Todas
as vezes que vou a um hospital por algum problema de saúde, desconfio que a
morte ronda por esses lugares. A caminho para a sala de exame, passando por
corredores gelados, porém, o frio dentro de mim ainda era maior. Levamos uma
eternidade até chegar a tal sala de exame. Talvez parecia demorar por conta da
minha ansiedade em fazer logo a tal biópsia.
Porém,
o que me ocorreu naquele momento, foi fazer um pacto com a morte: “nem eu te procuro e nem você me procura, um
dia a gente se encontra, mas, que não seja aqui”. No entanto, a minha
memória recorrente do passado, ao sofrer um choque anafilático, veio à tona
juntamente neste momento.
Choque
anafilático, para quem não sabe, é uma reação alérgica de hipersensibilidade
imediata, que afeta o corpo todo, com a diminuição da pressão arterial e
taquicardia em que há risco de morte. Tinha que pensar nisto agora? De modo que, só aumentou a minha ansiedade naquele corredor interminável.
Já
na sala de exame para a coleta do material. Percebo uma movimentação em torno de mim.

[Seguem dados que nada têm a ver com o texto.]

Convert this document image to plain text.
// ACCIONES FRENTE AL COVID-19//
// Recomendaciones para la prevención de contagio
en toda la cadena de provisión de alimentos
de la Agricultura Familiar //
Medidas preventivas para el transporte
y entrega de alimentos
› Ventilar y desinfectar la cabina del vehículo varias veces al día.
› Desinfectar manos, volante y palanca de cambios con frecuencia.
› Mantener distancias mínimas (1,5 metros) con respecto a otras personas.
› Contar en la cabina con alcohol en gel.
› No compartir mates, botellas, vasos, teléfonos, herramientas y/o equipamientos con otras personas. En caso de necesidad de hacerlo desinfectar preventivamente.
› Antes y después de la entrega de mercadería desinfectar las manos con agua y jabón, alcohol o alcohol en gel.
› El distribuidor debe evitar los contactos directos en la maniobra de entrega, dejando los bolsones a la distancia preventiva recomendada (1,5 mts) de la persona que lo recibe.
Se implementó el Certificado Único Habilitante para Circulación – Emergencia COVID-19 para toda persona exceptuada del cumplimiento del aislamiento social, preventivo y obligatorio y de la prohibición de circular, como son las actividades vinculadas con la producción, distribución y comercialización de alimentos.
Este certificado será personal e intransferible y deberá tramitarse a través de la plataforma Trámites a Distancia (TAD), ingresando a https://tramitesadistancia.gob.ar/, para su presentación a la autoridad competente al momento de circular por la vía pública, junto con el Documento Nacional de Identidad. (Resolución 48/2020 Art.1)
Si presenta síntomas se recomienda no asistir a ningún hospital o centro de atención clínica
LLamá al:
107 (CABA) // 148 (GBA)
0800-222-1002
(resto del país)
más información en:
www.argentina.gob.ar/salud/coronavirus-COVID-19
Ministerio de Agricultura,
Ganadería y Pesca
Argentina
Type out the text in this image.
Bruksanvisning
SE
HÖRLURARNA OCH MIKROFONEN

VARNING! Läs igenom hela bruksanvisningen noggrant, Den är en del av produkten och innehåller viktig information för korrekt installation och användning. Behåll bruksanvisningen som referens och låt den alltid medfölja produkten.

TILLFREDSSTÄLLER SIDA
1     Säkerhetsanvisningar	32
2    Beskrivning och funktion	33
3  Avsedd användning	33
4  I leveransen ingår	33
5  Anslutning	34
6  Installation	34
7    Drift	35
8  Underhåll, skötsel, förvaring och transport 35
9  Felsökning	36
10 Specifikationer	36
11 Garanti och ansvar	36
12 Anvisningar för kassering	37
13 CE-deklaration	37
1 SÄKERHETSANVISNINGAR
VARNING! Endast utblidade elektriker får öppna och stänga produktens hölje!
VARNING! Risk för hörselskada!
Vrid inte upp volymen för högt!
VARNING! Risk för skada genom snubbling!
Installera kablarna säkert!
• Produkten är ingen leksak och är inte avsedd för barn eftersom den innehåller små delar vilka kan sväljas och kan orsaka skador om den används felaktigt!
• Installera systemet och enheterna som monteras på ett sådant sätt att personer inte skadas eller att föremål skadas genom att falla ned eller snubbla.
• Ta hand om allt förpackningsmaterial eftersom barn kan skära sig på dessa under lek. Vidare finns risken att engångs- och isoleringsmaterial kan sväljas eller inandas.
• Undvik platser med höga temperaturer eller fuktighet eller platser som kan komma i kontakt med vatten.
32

Tudo acontecendo muito rápido. Foi nesta hora que senti que não somos
absolutamente nada e que a morte pode estar por perto nos observando. Pensei
comigo, de que adianta tanto orgulho se precisamos desses profissionais da
saúde para nos manter vivos?
Para
eles sou só mais um paciente. O médico se aproximou de mim e perguntou: “tudo bem com você”? Imagina, quem fica
bem nesta situação? Para piorar, vem a enfermeira pede para tirar a calça e a cueca. E oferece-me um avental aberto atras para vestir. Quase perguntei, mais a senhora vai
ficar aqui junto? Pois, ela permaneceu ali auxiliando o médico. Eu deitado
quase de bruços, com tudo exposto em uma situação vexatória. Quase morri de vergonha!
Não
sabia se ria ou chorava! Mas o pacto com a morte estava selado. Tinha certeza que
ela não iria me incomodar, pelo menos, não naquele momento de ansiedade. Passado alguns
segundos começa a viagem pelo interior do meu corpo. Entro numa dimensão de
serenidade e paz. Pensava na fala do médico e ria por dentro. Como posso estar bem se algo está
sendo introduzindo via reto em meu corpo?
Posso
descrever esta experiência como uma viagem, que nos coloca na fronteira entre a
vida e a morte. É nesta hora que o milagre torna-se eminente e a nossa certeza
que Deus está no comando de tudo. De modo que, quem quiser conhecer a
verdadeira sala dos milagres, faça uma visita ao centro cirúrgico ou a sala de exames. É impressionante como as pessoas chegam e sai bem. Costuma-se
entender por milagre um fato maravilhoso ou extraordinário que suscita
admiração. Hoje posso dizer que o milagre é o preâmbulo da nossa fé. É a
assinatura de Deus.
Nos
hospitais vidas são salvas a todo instante. Não perguntamos sobre os caminhos
pelos quais a vida nos conduz. Nesta hora nos restam às lembranças dos
encontros com o que a vida nos apresentou de poético e fugaz. Quando tudo
parece desabar, cabe a nós decidir entre rir ou chorar, ir ou ficar, desistir
ou lutar. Descobri no caminho incerto da vida, que o mais importante é o
decidir. Seja para qual for a direção, temos que escolher.
Portanto,
a vida nos toma pelas mãos, nos da à possibilidade de rever os nossos
conceitos, nos revela o seu mistério, nos esconde da morte e às vezes nos
concede novamente aquela oportunidade de dizer a quem amamos: “preciso de
você”. Às vezes sou julgado por coisas que não fiz e não sou. Gente maldosa
fazendo a cabeça de gente fraca de caráter. Do gosto pela vida nasce a
solidariedade e desta emana uma força muito grande, que nos arranca da
acomodação e nos faz reerguer. Sou um novo homem e reconheço a minha
fragilidade e impotência, diante dos percalços da vida.